Organizations such as the Virginia Credit Union are also choosing to underwrite financial literacy programs as part of community partnerships, which means the programs are free for schools. In some cases, these programs are also offered at a national level, and while they certainly bring more visibility to the financial institutions involved, they’re also delivering some much-needed financial know-how to students in a way that teachers can more easily add them to existing courses.
I think the younger you can introduce this concept, the better they will be ... If our goal is to get them to be financially successful, [and] if they don’t have tools, how can they be?
Senior financial education specialist (K-12), Virginia Credit Union
At Brain Arts Productions, which creates financial literacy classes for schools, programs are designed to work across any curriculum from math to social studies — but mainly taught as individual classes, Victoria Golden, the company's program director, told Education Dive. The group also hopes these tools make their way back to parents and caregivers when materials are brought back home from school.

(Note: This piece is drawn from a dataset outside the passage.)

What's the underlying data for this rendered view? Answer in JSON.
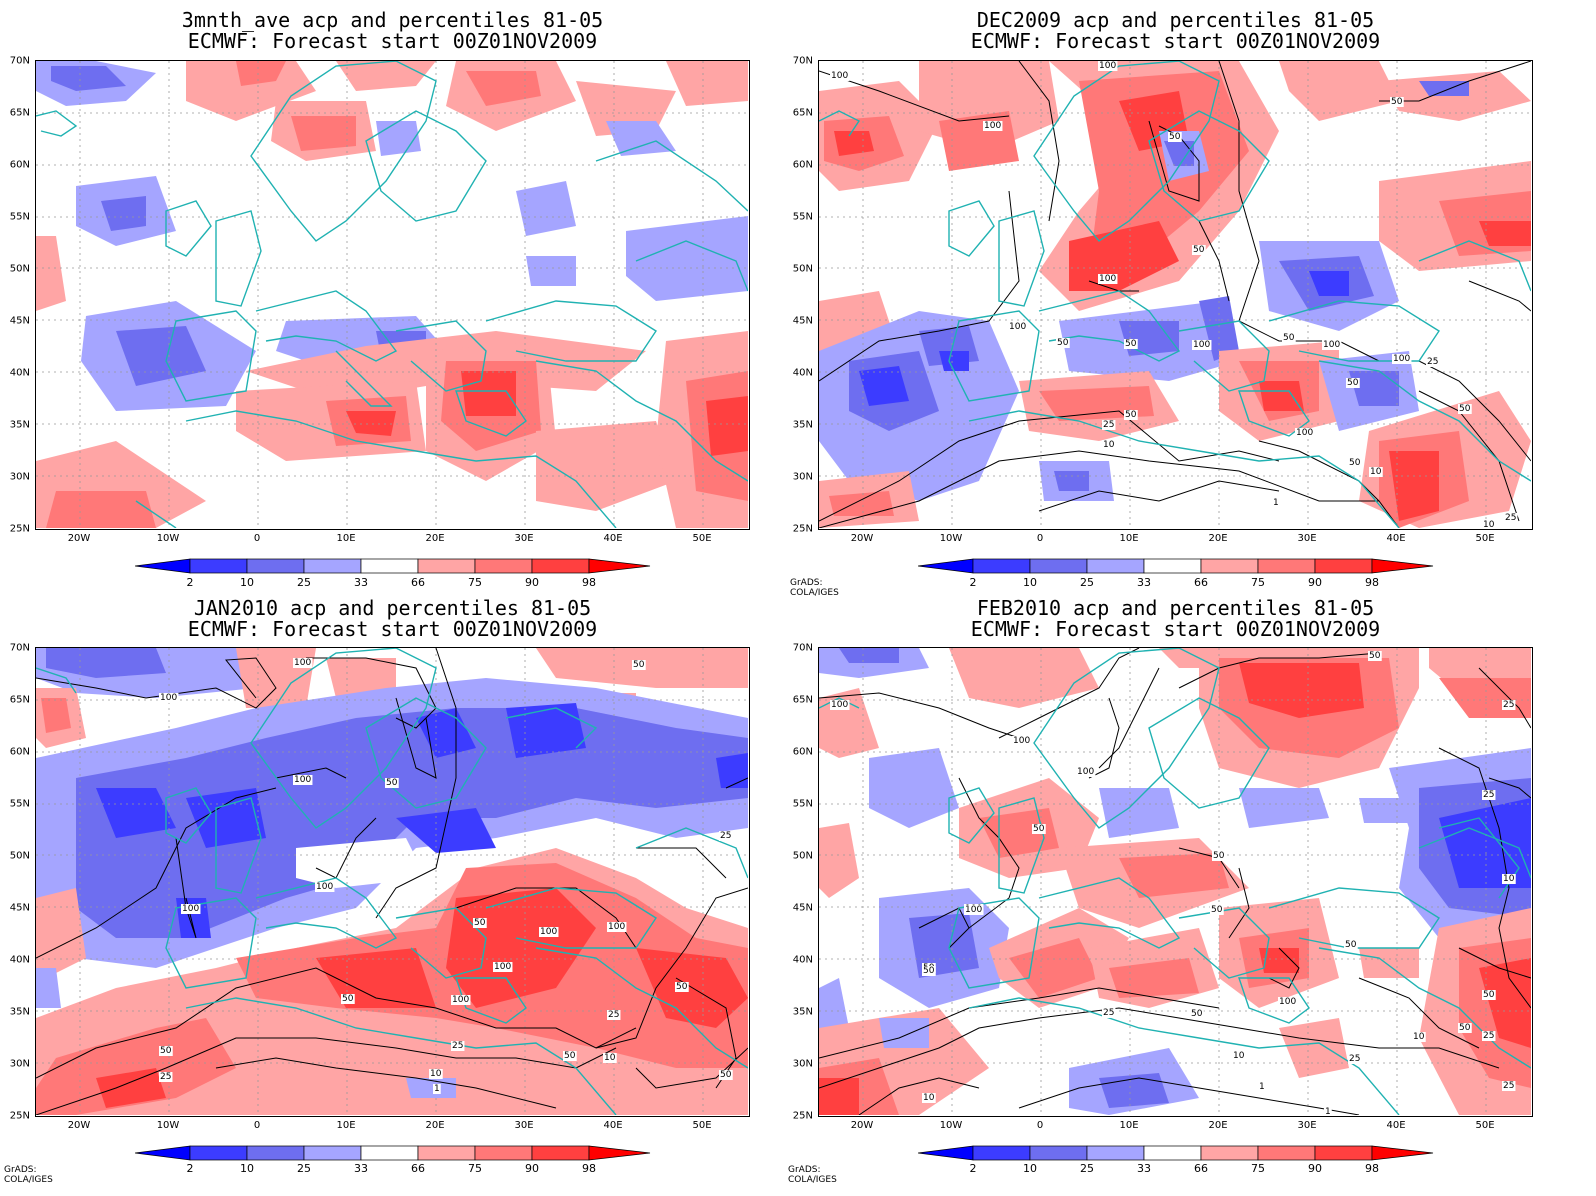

“Parents love having that insight into the classes, and we've heard from many people that they had conversations with their spouse or other family members that they wouldn't have had before,” Golden said. “Having school be a starting point for financial literacy means that everyone can be educated — not just children with families who have a deep understanding of money matters, but entire families.”
An application for every grade
For students whose families may not have the tools on how to manage their finances, the lessons learned can be crucial. Myers notes the classes Virginia Credit Union offers run the spectrum from understanding what a salary is as compared to an hourly wage, to knowing how to buy a home.
She says starting financial literacy classes with students as young as possible is important, especially if parents aren’t supplementing these tools, as well. For example, if elementary-aged students never learn why building a savings account is important, then when they start to get an allowance in their middle school years, they may never learn the concept of putting aside money.
“I think the younger you can introduce this concept, the better they will be,” she said. “If our goal is to get them to be financially successful, [and] if they don’t have tools, how can they be?”
In Virginia, teachers are also offered training classes in the summer and a couple of times throughout the year, taught in partnership by Virginia Credit Union and other financial institutions in the area, so they have the tools needed to give students the learning they require.
Ultimately, Myers understands that a class on budgeting may not be the subject that gets students the most animated when they walk through the door — but she also knows it’s certainly the one tool she knows they’ll be able to use when they leave school.
“When you’re in high school, I don’t know if [financial literacy] are their favorite classes, but I think they find it’s the most useful,” she said. “Maybe not while they're in it, but I think they graduate with an advantage.”